Enfin, l'attractivité passe aussi par l'accompagnement des mobilités depuis, vers et entre les territoires ultramarins. Sur ce point, je dirai au Gouvernement qu'il peut mieux faire, puisque les crédits dédiés à l'Agence de l'outre-mer pour la mobilité (Ladom) demeurent stables pour 2023, alors même qu'elle a déjà dû puiser dans sa trésorerie en 2022 face à l'inflation, et que l'inflation anticipée pour 2023 est de 4,2 %. Pourtant, les missions de Ladom sont loin d'être anecdotiques dans la mesure où il s'agit bien de la continuité territoriale de la France, reposant sur des principes d'égalité des droits, de solidarité nationale et d'unité de la République.

Selon l'agence, l'augmentation du prix des billets d'avion est d'ores et déjà de 23 % ; et chacun sait que les tendances ne sont pas à la baisse. Or l'aide à la continuité territoriale (ACT) est censée couvrir 40 % du prix du billet. L'arrêté relatif à ces aides n'établit pourtant pas de taux de prise en charge, mais des montants en valeur absolue. L'inflation vient donc petit à petit rogner ces aides, si bien que le taux de 40 % n'est plus qu'un lointain souvenir. Je vous proposerai, à ce titre, d'adopter un amendement visant à confirmer et à amplifier l'augmentation des crédits concédée par le Gouvernement à l'occasion du débat parlementaire à l'Assemblée nationale.

En réalité, cette problématique se pose pour l'essentiel des aides versées, comme le souligne mon rapport : allocation complémentaire à la mobilité, passeport pour la mobilité des études, aide au transport de corps, pour laquelle une refonte globale est par ailleurs nécessaire tant le nombre d'aides versées est epsilonesque.

De ces constats découlent trois dernières recommandations.

La première est de modifier au plus vite l'arrêté du 18 novembre 2010 en vue de recalibrer les prestations de Ladom, au moins pour tenir compte de l'inflation. La deuxième invite à la refonte globale de l'aide au transport de corps, en partant des besoins des familles et en prenant pour modèles les bons ACT. La troisième invite, dans le cadre de l'évolution à venir des missions de Ladom, à réfléchir à l'opportunité pour l'agence de participer au financement des mobilités intérieures, rendues parfois nécessaires par des impératifs comme la formation.

Au total, voici un budget qui ne va pas révolutionner le quotidien des ultramarins, certes, mais qui traduit des engagements réels du Gouvernement - je pense au SMA, au soutien à la collectivité de Guyane, à l'augmentation des crédits pour l'Agence française de développement (AFD). Il est loin d'être exempt de lacunes, notamment en matière de logement et de mobilité.

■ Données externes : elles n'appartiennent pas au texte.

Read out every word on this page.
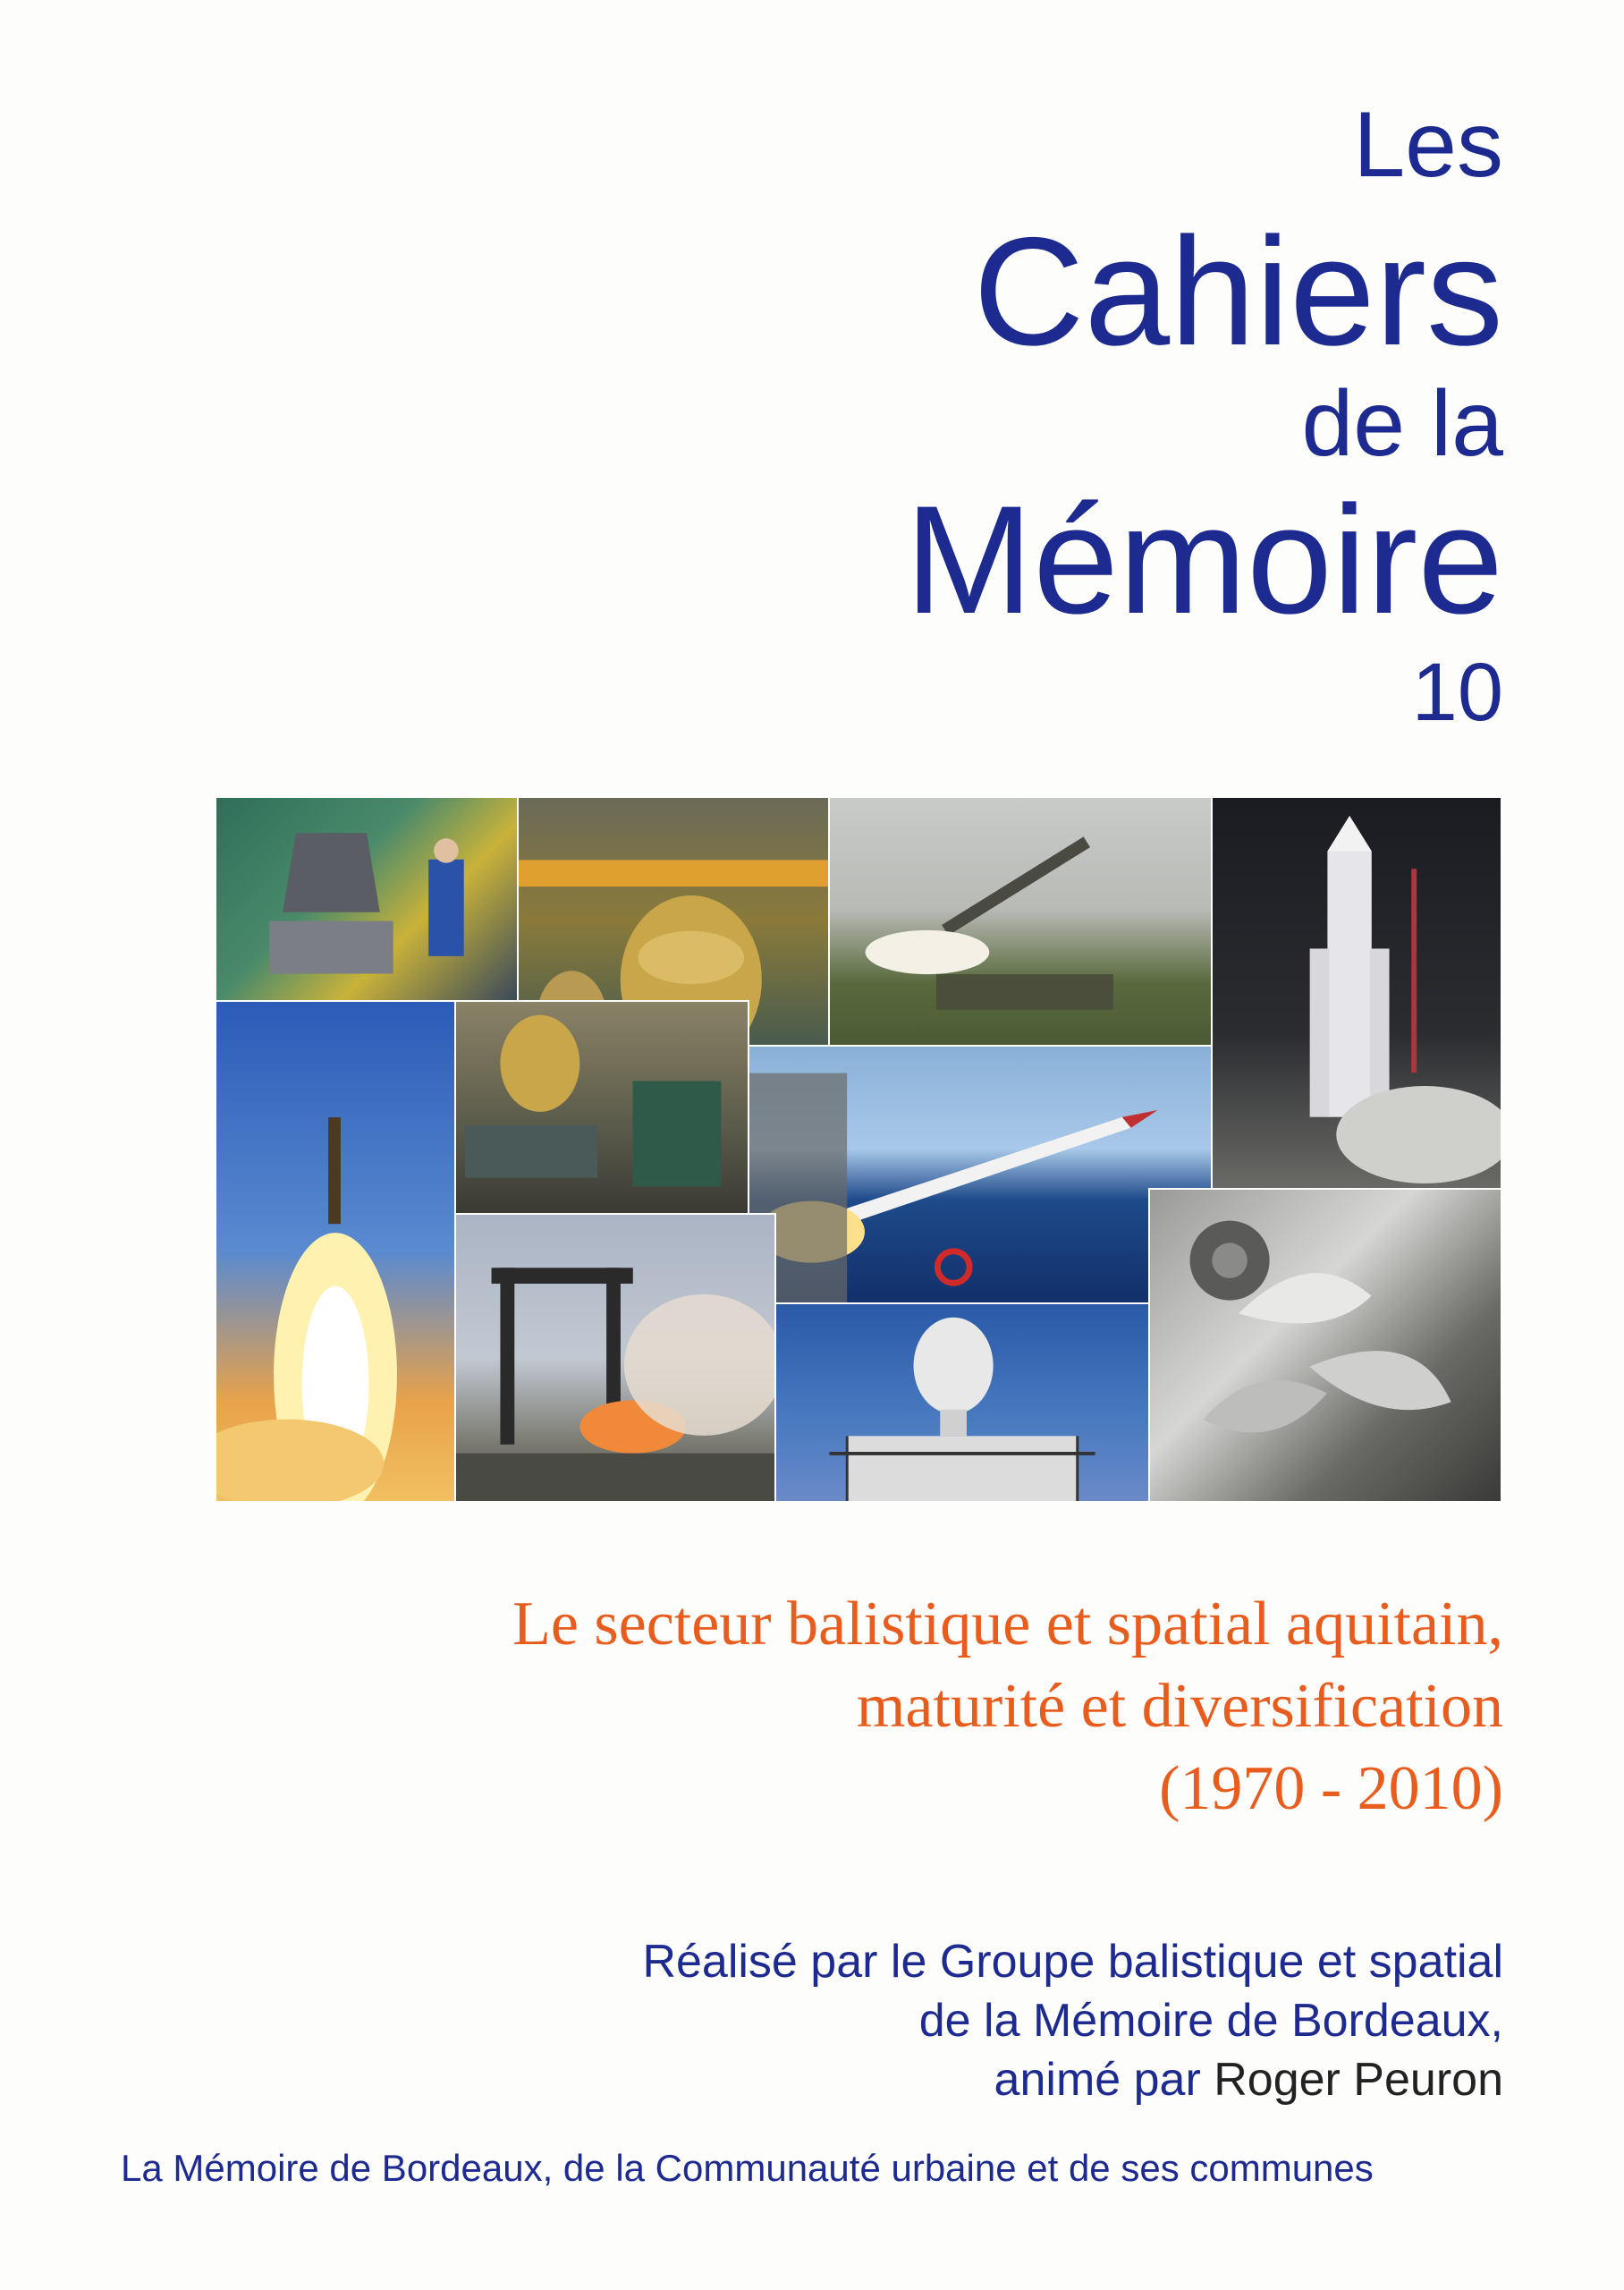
Les
Cahiers
de la
Mémoire
10
Le secteur balistique et spatial aquitain,
maturité et diversification
(1970 - 2010)
Réalisé par le Groupe balistique et spatial
de la Mémoire de Bordeaux,
animé par Roger Peuron
La Mémoire de Bordeaux, de la Communauté urbaine et de ses communes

J'invite donc notre commission à adopter une position constructive en votant ces crédits, enrichis des deux amendements que je vous propose et en donnant rendez-vous au Gouvernement, fin 2023, pour apprécier la tenue ou non des promesses formulées par le ministre, que ce soit sur la méthode ou sur les crédits.

Je voudrais, pour terminer, attirer votre attention sur la difficulté des déplacements en Polynésie, un territoire grand comme l'Hexagone. Des îles Marquises à Tahiti, ce sont 1 400 kilomètres que doivent faire les étudiants qui souhaitent poursuivre leurs études. Or leurs billets d'avion ne sont pas pris en compte dans le cadre de la continuité territoriale. Il en est de même dans tous les territoires archipélagiques.